Алексей Новиков-Прибой - В бухте Отрада (рассказы)
Я спросил Лезвина:
- Как же это так, Василий Николаевич? У него, наверно, есть жена, дети, родственники, бывают знакомые. Неужели ему не стыдно?
- У таких людей обезьяний стыд. Но не в этом дело. Хозяин этой ужасной квартиры - старый холостяк и знать не хочет ни дам, ни девиц. Живет он монахом и порицает тех мужчин, которые ухаживают за женщинами. Пусть медицина разберется в душе этого человека. А вот вам еще один экземпляр: свиты его величества адмирал Толстопятов. Добродушнейший толстяк. Ему безгранично нравится поварское искусство. Дома он часто снимает с себя сюртук, подвязывает фартук, засучивает рукава и начинает стряпать. Сам Пушкин с меньшим вдохновением писал свои стихи, чем Толстопятов приготовляет пищу. Изготовленные им блюда должны бы кушать только боги, а не люди. Он бывает невероятно счастлив, если знакомые приглашают его состряпать обед или ужип. Некоторые офицеры даже делают себе на этом карьеру. Но из пушек и снарядов никакого вкусного блюда не создашь. Поэтому и отношение этого адмирала к боевым кораблям очень прохладное. Да, Захар Петрович, всех чудаков не перечислить. Нет у нас таких флотоводцев, как Сенявин, Корнилов, Ушаков, Нахимов. Только адмирал Макаров держится на высоте. Но один, как говорится, в поле не воин...
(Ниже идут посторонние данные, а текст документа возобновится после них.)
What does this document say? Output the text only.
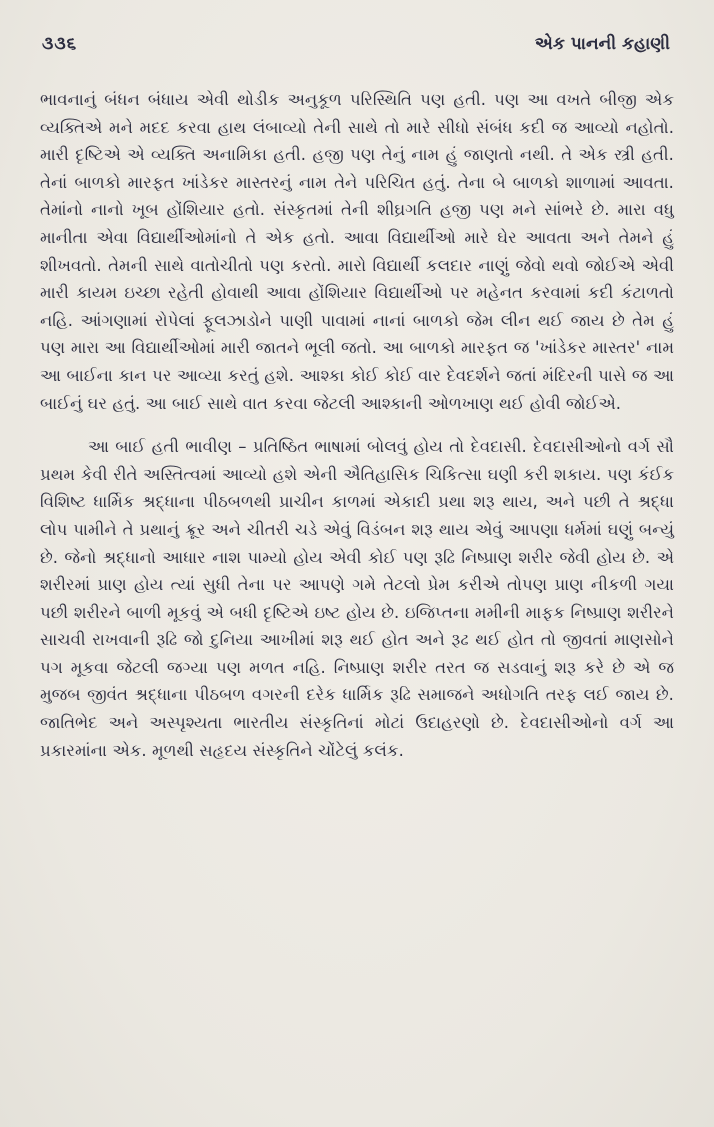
૩૩૬	એક પાનની કહાણી

ભાવનાનું બંધન બંધાય એવી થોડીક અનુકૂળ પરિસ્થિતિ પણ હતી. પણ આ વખતે બીજી એક વ્યક્તિએ મને મદદ કરવા હાથ લંબાવ્યો તેની સાથે તો મારે સીધો સંબંધ કદી જ આવ્યો નહોતો. મારી દૃષ્ટિએ એ વ્યક્તિ અનામિકા હતી. હજી પણ તેનું નામ હું જાણતો નથી. તે એક સ્ત્રી હતી. તેનાં બાળકો મારફત ખાંડેકર માસ્તરનું નામ તેને પરિચિત હતું. તેના બે બાળકો શાળામાં આવતા. તેમાંનો નાનો ખૂબ હોંશિયાર હતો. સંસ્કૃતમાં તેની શીઘ્રગતિ હજી પણ મને સાંભરે છે. મારા વધુ માનીતા એવા વિદ્યાર્થીઓમાંનો તે એક હતો. આવા વિદ્યાર્થીઓ મારે ઘેર આવતા અને તેમને હું શીખવતો. તેમની સાથે વાતોચીતો પણ કરતો. મારો વિદ્યાર્થી કલદાર નાણું જેવો થવો જોઈએ એવી મારી કાયમ ઇચ્છા રહેતી હોવાથી આવા હોંશિયાર વિદ્યાર્થીઓ પર મહેનત કરવામાં કદી કંટાળતો નહિ. આંગણામાં રોપેલાં ફૂલઝાડોને પાણી પાવામાં નાનાં બાળકો જેમ લીન થઈ જાય છે તેમ હું પણ મારા આ વિદ્યાર્થીઓમાં મારી જાતને ભૂલી જતો. આ બાળકો મારફત જ 'ખાંડેકર માસ્તર' નામ આ બાઈના કાન પર આવ્યા કરતું હશે. આશ્કા કોઈ કોઈ વાર દેવદર્શને જતાં મંદિરની પાસે જ આ બાઈનું ઘર હતું. આ બાઈ સાથે વાત કરવા જેટલી આશ્કાની ઓળખાણ થઈ હોવી જોઈએ.

આ બાઈ હતી ભાવીણ – પ્રતિષ્ઠિત ભાષામાં બોલવું હોય તો દેવદાસી. દેવદાસીઓનો વર્ગ સૌ પ્રથમ કેવી રીતે અસ્તિત્વમાં આવ્યો હશે એની ઐતિહાસિક ચિકિત્સા ઘણી કરી શકાય. પણ કંઈક વિશિષ્ટ ધાર્મિક શ્રદ્ધાના પીઠબળથી પ્રાચીન કાળમાં એકાદી પ્રથા શરૂ થાય, અને પછી તે શ્રદ્ધા લોપ પામીને તે પ્રથાનું ક્રૂર અને ચીતરી ચડે એવું વિડંબન શરૂ થાય એવું આપણા ધર્મમાં ઘણું બન્યું છે. જેનો શ્રદ્ધાનો આધાર નાશ પામ્યો હોય એવી કોઈ પણ રૂઢિ નિષ્પ્રાણ શરીર જેવી હોય છે. એ શરીરમાં પ્રાણ હોય ત્યાં સુધી તેના પર આપણે ગમે તેટલો પ્રેમ કરીએ તોપણ પ્રાણ નીકળી ગયા પછી શરીરને બાળી મૂકવું એ બધી દૃષ્ટિએ ઇષ્ટ હોય છે. ઇજિપ્તના મમીની માફક નિષ્પ્રાણ શરીરને સાચવી રાખવાની રૂઢિ જો દુનિયા આખીમાં શરૂ થઈ હોત અને રૂઢ થઈ હોત તો જીવતાં માણસોને પગ મૂકવા જેટલી જગ્યા પણ મળત નહિ. નિષ્પ્રાણ શરીર તરત જ સડવાનું શરૂ કરે છે એ જ મુજબ જીવંત શ્રદ્ધાના પીઠબળ વગરની દરેક ધાર્મિક રૂઢિ સમાજને અધોગતિ તરફ લઈ જાય છે. જાતિભેદ અને અસ્પૃશ્યતા ભારતીય સંસ્કૃતિનાં મોટાં ઉદાહરણો છે. દેવદાસીઓનો વર્ગ આ પ્રકારમાંના એક. મૂળથી સહૃદય સંસ્કૃતિને ચોંટેલું કલંક.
- А Виктор Григорьевич Железнов? - спросил я и жадно впился глазами в барина.
- Этот адмирал тоже на месте, хотя и порядочный карьерист и хитрец. Но ведь таких очень мало. Наберется еще десять человек. А остальные высшие чины служат на флоте по какому-то недоразумению. Призвание у них совсем другое. Многие молодые офицеры честно хотели послужить своей родине. Но чему они могли научиться у этих господ? Проходило время. Молодежь разочаровывалась в своих мечтах. Их также охватывала зараза разложения. И мне этого не удалось избежать. Я тоже стал каким-то чудаком.
Лезвии замолчал, нахмурился, но от волнения у него продолжали дергаться губы.
Мне было обидно за русский флот, и я сказал:
- Выходит, что морские воротилы служат во флоте только ради жалованья и чинов. И больше ничего. А боевой подготовкой кораблей и личного состава они так же интересуются, как быки молебном.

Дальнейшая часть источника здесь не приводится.